Viruses produced in this manner are expected to bind with embryoid bodies specifically, depending on the type of differentiation the cells undergo. Since only one foreign surface protein is expressed per virus, it is possible to grow relatively large numbers of phages specific to any type of differentiating embryoid body.

Some members of the phage display library will bind to embryoid bodies, and some will internalize. Regardless of how cells and viruses associate, the number of phages remaining after washing will be small, perhaps 100 out of an original population of 10,000. This phage population represents, in essence, the transcriptome of cell differentiation. These may be iteratively regrown in bacteria and through a recursive process, reduced to a small number of ligands or proteins that may be tested for activity against embryoid bodies derived from other cell lines.

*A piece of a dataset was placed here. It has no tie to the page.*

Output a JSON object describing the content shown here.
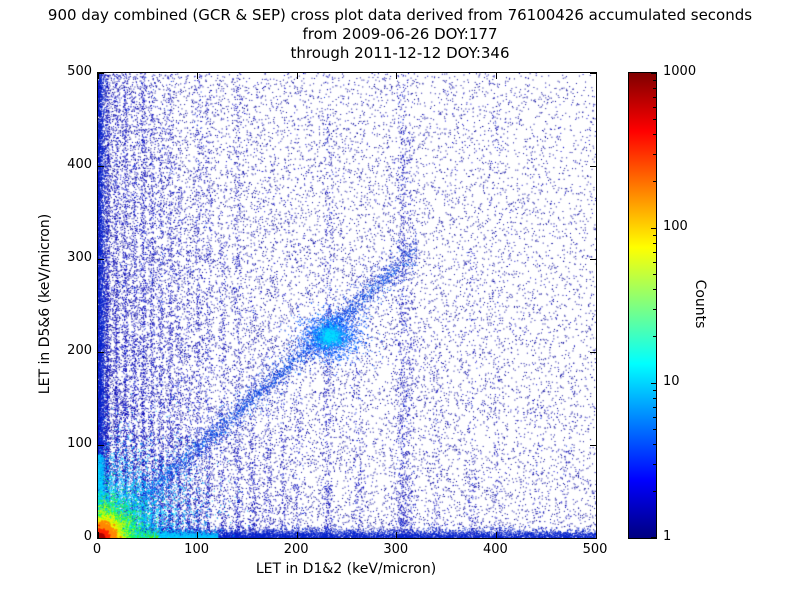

Proteins identified from the phage display libraries as active toward cells undergoing specific types of differentiation might be used at some point to identify and isolate hESCs of the proper type and stage of differentiation for implantation to produce healthy tissues.

Without such a tool embryoid bodies would differentiate indiscriminately into all tissues. Another application of this work would be to identify secondary molecules that induce or promote desired forms of hESC differentiation.